I examined a few randomly generated private keys generated by Gnu PG, and found a lot of redundancy.

  1. It is enclosed by -----BEGIN PGP PRIVATE KEY BLOCK----- and -----END PGP PRIVATE KEY BLOCK-----
  2. There is a CRC checksum at the end (e.g., =WXYZ)
  3. All RSA keys that I generated start with "lQ"

I tried removing the checksum and the importing works. Also, removing the BEGIN/END markers and the common "lQ" prefix seems reversible. I am wondering how much further can I go to make the key less redundant and more obfuscated?

My main security concern is:

If the attacker steals the encrypted private key, he can (more) quickly and easily verify that the decryption succeeded (in the case above, by verifying it begins with "lQ" and that the checksum is right).

Note: I used the gpg -a --export-secret-key, but it looks the non-ASCII encodeded key (no -a) has pretty much the same redundancy (I verified this using a hex editor).

Is there a specification / standard that specifies which parts of the private keys are "truly secret", and which one serve as a descriptor, checksum and can be safely removed (provided that I trust trust the key is unmodified)?

1 Answer 1


OpenPGP is defined in RFC 4880, which probably is the specification you're looking for. OpenPGP files (no matter whether binary or ASCII-armored) are composed of individual packets, each having a header (that is probably what you have been observing regarding the "IQ").

In an OpenPGP secret key packet, quite a lot of meta data is stored.

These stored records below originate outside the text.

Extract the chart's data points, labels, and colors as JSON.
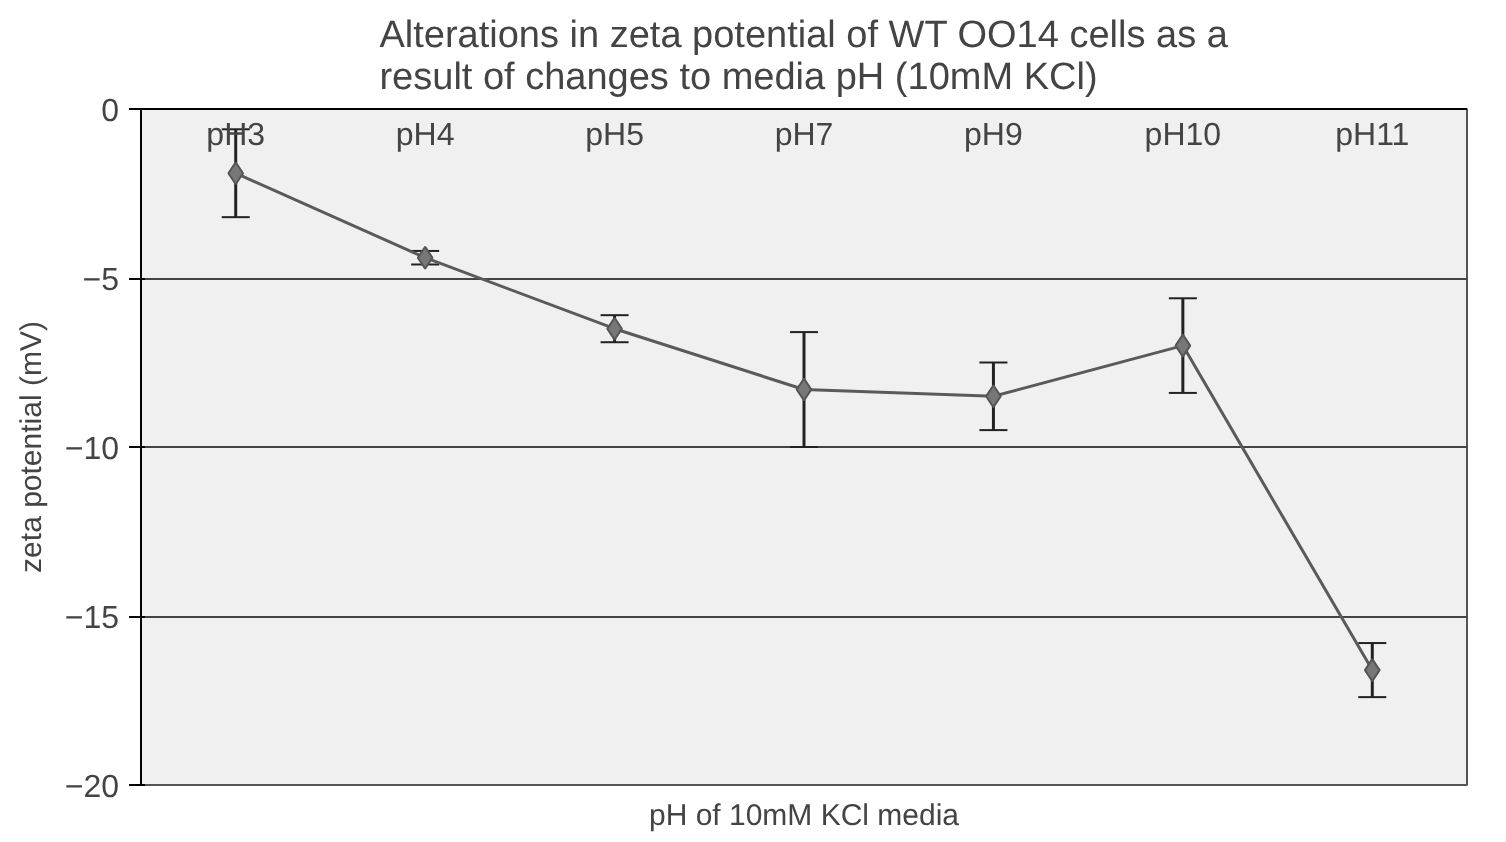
{
  "chart_data": {
    "type": "line",
    "title": "Alterations in zeta potential of WT OO14 cells as a\nresult of changes to media pH (10mM KCl)",
    "xlabel": "pH of 10mM KCl media",
    "ylabel": "zeta potential (mV)",
    "categories": [
      "pH3",
      "pH4",
      "pH5",
      "pH7",
      "pH9",
      "pH10",
      "pH11"
    ],
    "series": [
      {
        "color": "#5a5a5a",
        "values": [
          -1.9,
          -4.4,
          -6.5,
          -8.3,
          -8.5,
          -7.0,
          -16.6
        ],
        "errors": [
          1.3,
          0.2,
          0.4,
          1.7,
          1.0,
          1.4,
          0.8
        ]
      }
    ],
    "ylim": [
      -20,
      0
    ],
    "yticks": [
      -20,
      -15,
      -10,
      -5,
      0
    ],
    "grid": "y",
    "marker": "diamond",
    "line_style": "solid"
  }
}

As it also contains the public key, expect the user ID packets to be included - if these are the same, there will be more redundancy.

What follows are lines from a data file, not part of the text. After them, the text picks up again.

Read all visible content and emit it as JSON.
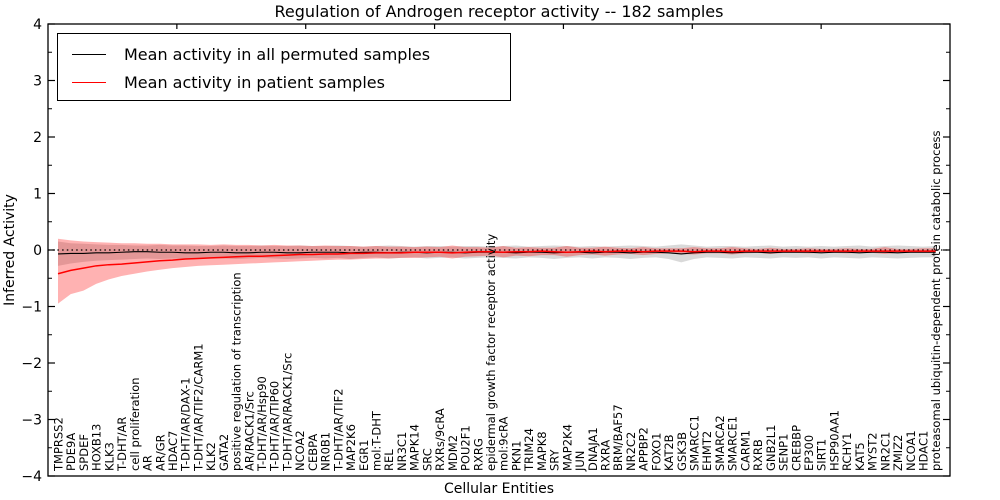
{
  "title": "Regulation of Androgen receptor activity -- 182 samples",
  "axes": {
    "xlabel": "Cellular Entities",
    "ylabel": "Inferred Activity",
    "yticks": [
      {
        "value": 4,
        "label": "4"
      },
      {
        "value": 3,
        "label": "3"
      },
      {
        "value": 2,
        "label": "2"
      },
      {
        "value": 1,
        "label": "1"
      },
      {
        "value": 0,
        "label": "0"
      },
      {
        "value": -1,
        "label": "−1"
      },
      {
        "value": -2,
        "label": "−2"
      },
      {
        "value": -3,
        "label": "−3"
      },
      {
        "value": -4,
        "label": "−4"
      }
    ]
  },
  "legend": {
    "items": [
      {
        "label": "Mean activity in all permuted samples",
        "color": "#000000"
      },
      {
        "label": "Mean activity in patient samples",
        "color": "#ff0000"
      }
    ]
  },
  "chart_data": {
    "type": "line",
    "title": "Regulation of Androgen receptor activity -- 182 samples",
    "xlabel": "Cellular Entities",
    "ylabel": "Inferred Activity",
    "ylim": [
      -4,
      4
    ],
    "grid": false,
    "legend_position": "upper left",
    "reference_line": {
      "y": 0,
      "style": "dotted",
      "color": "#000000"
    },
    "categories": [
      "TMPRSS2",
      "PDE9A",
      "SPDEF",
      "HOXB13",
      "KLK3",
      "T-DHT/AR",
      "cell proliferation",
      "AR",
      "AR/GR",
      "HDAC7",
      "T-DHT/AR/DAX-1",
      "T-DHT/AR/TIF2/CARM1",
      "KLK2",
      "GATA2",
      "positive regulation of transcription",
      "AR/RACK1/Src",
      "T-DHT/AR/Hsp90",
      "T-DHT/AR/TIP60",
      "T-DHT/AR/RACK1/Src",
      "NCOA2",
      "CEBPA",
      "NR0B1",
      "T-DHT/AR/TIF2",
      "MAP2K6",
      "EGR1",
      "mol:T-DHT",
      "REL",
      "NR3C1",
      "MAPK14",
      "SRC",
      "RXRs/9cRA",
      "MDM2",
      "POU2F1",
      "RXRG",
      "epidermal growth factor receptor activity",
      "mol:9cRA",
      "PKN1",
      "TRIM24",
      "MAPK8",
      "SRY",
      "MAP2K4",
      "JUN",
      "DNAJA1",
      "RXRA",
      "BRM/BAF57",
      "NR2C2",
      "APPBP2",
      "FOXO1",
      "KAT2B",
      "GSK3B",
      "SMARCC1",
      "EHMT2",
      "SMARCA2",
      "SMARCE1",
      "CARM1",
      "RXRB",
      "GNB2L1",
      "SENP1",
      "CREBBP",
      "EP300",
      "SIRT1",
      "HSP90AA1",
      "RCHY1",
      "KAT5",
      "MYST2",
      "NR2C1",
      "ZMIZ2",
      "NCOA1",
      "HDAC1",
      "proteasomal ubiquitin-dependent protein catabolic process"
    ],
    "series": [
      {
        "name": "Mean activity in all permuted samples",
        "line_color": "#000000",
        "band_color": "rgba(0,0,0,0.15)",
        "mean": [
          -0.07,
          -0.06,
          -0.06,
          -0.05,
          -0.05,
          -0.04,
          -0.03,
          -0.03,
          -0.04,
          -0.04,
          -0.05,
          -0.05,
          -0.04,
          -0.04,
          -0.05,
          -0.05,
          -0.04,
          -0.04,
          -0.05,
          -0.05,
          -0.04,
          -0.04,
          -0.04,
          -0.05,
          -0.04,
          -0.04,
          -0.05,
          -0.04,
          -0.04,
          -0.05,
          -0.04,
          -0.04,
          -0.05,
          -0.04,
          -0.04,
          -0.04,
          -0.05,
          -0.04,
          -0.04,
          -0.05,
          -0.04,
          -0.04,
          -0.05,
          -0.04,
          -0.04,
          -0.05,
          -0.04,
          -0.04,
          -0.05,
          -0.07,
          -0.05,
          -0.04,
          -0.04,
          -0.05,
          -0.04,
          -0.04,
          -0.05,
          -0.04,
          -0.04,
          -0.04,
          -0.05,
          -0.04,
          -0.04,
          -0.05,
          -0.04,
          -0.04,
          -0.05,
          -0.04,
          -0.04,
          -0.04
        ],
        "lower": [
          -0.28,
          -0.24,
          -0.21,
          -0.19,
          -0.18,
          -0.17,
          -0.16,
          -0.15,
          -0.16,
          -0.15,
          -0.16,
          -0.15,
          -0.14,
          -0.15,
          -0.16,
          -0.15,
          -0.14,
          -0.15,
          -0.16,
          -0.15,
          -0.14,
          -0.15,
          -0.14,
          -0.16,
          -0.14,
          -0.13,
          -0.15,
          -0.14,
          -0.13,
          -0.15,
          -0.14,
          -0.13,
          -0.15,
          -0.14,
          -0.13,
          -0.14,
          -0.15,
          -0.13,
          -0.14,
          -0.16,
          -0.14,
          -0.13,
          -0.15,
          -0.13,
          -0.14,
          -0.16,
          -0.14,
          -0.13,
          -0.16,
          -0.22,
          -0.16,
          -0.13,
          -0.14,
          -0.15,
          -0.13,
          -0.14,
          -0.15,
          -0.13,
          -0.14,
          -0.13,
          -0.15,
          -0.13,
          -0.14,
          -0.15,
          -0.13,
          -0.14,
          -0.15,
          -0.14,
          -0.13,
          -0.13
        ],
        "upper": [
          0.15,
          0.12,
          0.11,
          0.1,
          0.09,
          0.09,
          0.08,
          0.08,
          0.09,
          0.08,
          0.08,
          0.07,
          0.07,
          0.08,
          0.07,
          0.07,
          0.08,
          0.07,
          0.07,
          0.08,
          0.07,
          0.07,
          0.08,
          0.07,
          0.06,
          0.07,
          0.08,
          0.07,
          0.06,
          0.07,
          0.07,
          0.06,
          0.07,
          0.07,
          0.06,
          0.07,
          0.08,
          0.06,
          0.07,
          0.08,
          0.07,
          0.06,
          0.07,
          0.06,
          0.07,
          0.08,
          0.07,
          0.06,
          0.08,
          0.1,
          0.08,
          0.06,
          0.07,
          0.07,
          0.06,
          0.07,
          0.08,
          0.06,
          0.07,
          0.06,
          0.07,
          0.06,
          0.07,
          0.08,
          0.06,
          0.07,
          0.08,
          0.07,
          0.06,
          0.07
        ]
      },
      {
        "name": "Mean activity in patient samples",
        "line_color": "#ff0000",
        "band_color": "rgba(255,0,0,0.3)",
        "mean": [
          -0.42,
          -0.36,
          -0.32,
          -0.28,
          -0.26,
          -0.25,
          -0.23,
          -0.21,
          -0.19,
          -0.18,
          -0.16,
          -0.15,
          -0.14,
          -0.13,
          -0.12,
          -0.11,
          -0.11,
          -0.1,
          -0.09,
          -0.08,
          -0.08,
          -0.07,
          -0.07,
          -0.06,
          -0.06,
          -0.05,
          -0.05,
          -0.05,
          -0.04,
          -0.04,
          -0.04,
          -0.05,
          -0.04,
          -0.03,
          -0.03,
          -0.04,
          -0.03,
          -0.03,
          -0.02,
          -0.03,
          -0.04,
          -0.03,
          -0.02,
          -0.03,
          -0.02,
          -0.02,
          -0.03,
          -0.02,
          -0.02,
          -0.02,
          -0.03,
          -0.02,
          -0.02,
          -0.03,
          -0.02,
          -0.02,
          -0.02,
          -0.02,
          -0.02,
          -0.02,
          -0.02,
          -0.02,
          -0.02,
          -0.02,
          -0.02,
          -0.02,
          -0.02,
          -0.02,
          -0.02,
          -0.02
        ],
        "lower": [
          -0.95,
          -0.78,
          -0.72,
          -0.6,
          -0.52,
          -0.46,
          -0.42,
          -0.38,
          -0.35,
          -0.32,
          -0.3,
          -0.28,
          -0.27,
          -0.26,
          -0.25,
          -0.24,
          -0.23,
          -0.22,
          -0.21,
          -0.2,
          -0.19,
          -0.18,
          -0.17,
          -0.17,
          -0.16,
          -0.15,
          -0.15,
          -0.14,
          -0.14,
          -0.13,
          -0.12,
          -0.15,
          -0.12,
          -0.11,
          -0.1,
          -0.13,
          -0.1,
          -0.11,
          -0.09,
          -0.09,
          -0.12,
          -0.09,
          -0.08,
          -0.1,
          -0.08,
          -0.07,
          -0.09,
          -0.07,
          -0.06,
          -0.07,
          -0.08,
          -0.06,
          -0.06,
          -0.08,
          -0.06,
          -0.05,
          -0.07,
          -0.05,
          -0.05,
          -0.06,
          -0.05,
          -0.05,
          -0.06,
          -0.05,
          -0.05,
          -0.07,
          -0.05,
          -0.05,
          -0.05,
          -0.05
        ],
        "upper": [
          0.2,
          0.17,
          0.15,
          0.14,
          0.13,
          0.12,
          0.12,
          0.11,
          0.11,
          0.1,
          0.1,
          0.1,
          0.09,
          0.1,
          0.09,
          0.09,
          0.08,
          0.09,
          0.08,
          0.08,
          0.07,
          0.08,
          0.07,
          0.07,
          0.06,
          0.07,
          0.06,
          0.06,
          0.05,
          0.06,
          0.05,
          0.08,
          0.05,
          0.05,
          0.04,
          0.07,
          0.04,
          0.05,
          0.04,
          0.04,
          0.07,
          0.04,
          0.04,
          0.06,
          0.04,
          0.03,
          0.05,
          0.03,
          0.03,
          0.03,
          0.05,
          0.03,
          0.03,
          0.05,
          0.03,
          0.02,
          0.04,
          0.02,
          0.02,
          0.03,
          0.02,
          0.02,
          0.03,
          0.02,
          0.02,
          0.05,
          0.02,
          0.02,
          0.03,
          0.03
        ]
      }
    ]
  }
}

For working out the parts not specific to RSA keys of given size, better work with binary files instead of ASCII-armored ones (you're closer to the values given in the specifications). Very helpful at dissecting OpenPGP files will be gpg --list-packets, which dumps the contents of each packet in a more human-readable version, but also gives you packet identifiers and similar data you can look for in a hex editor.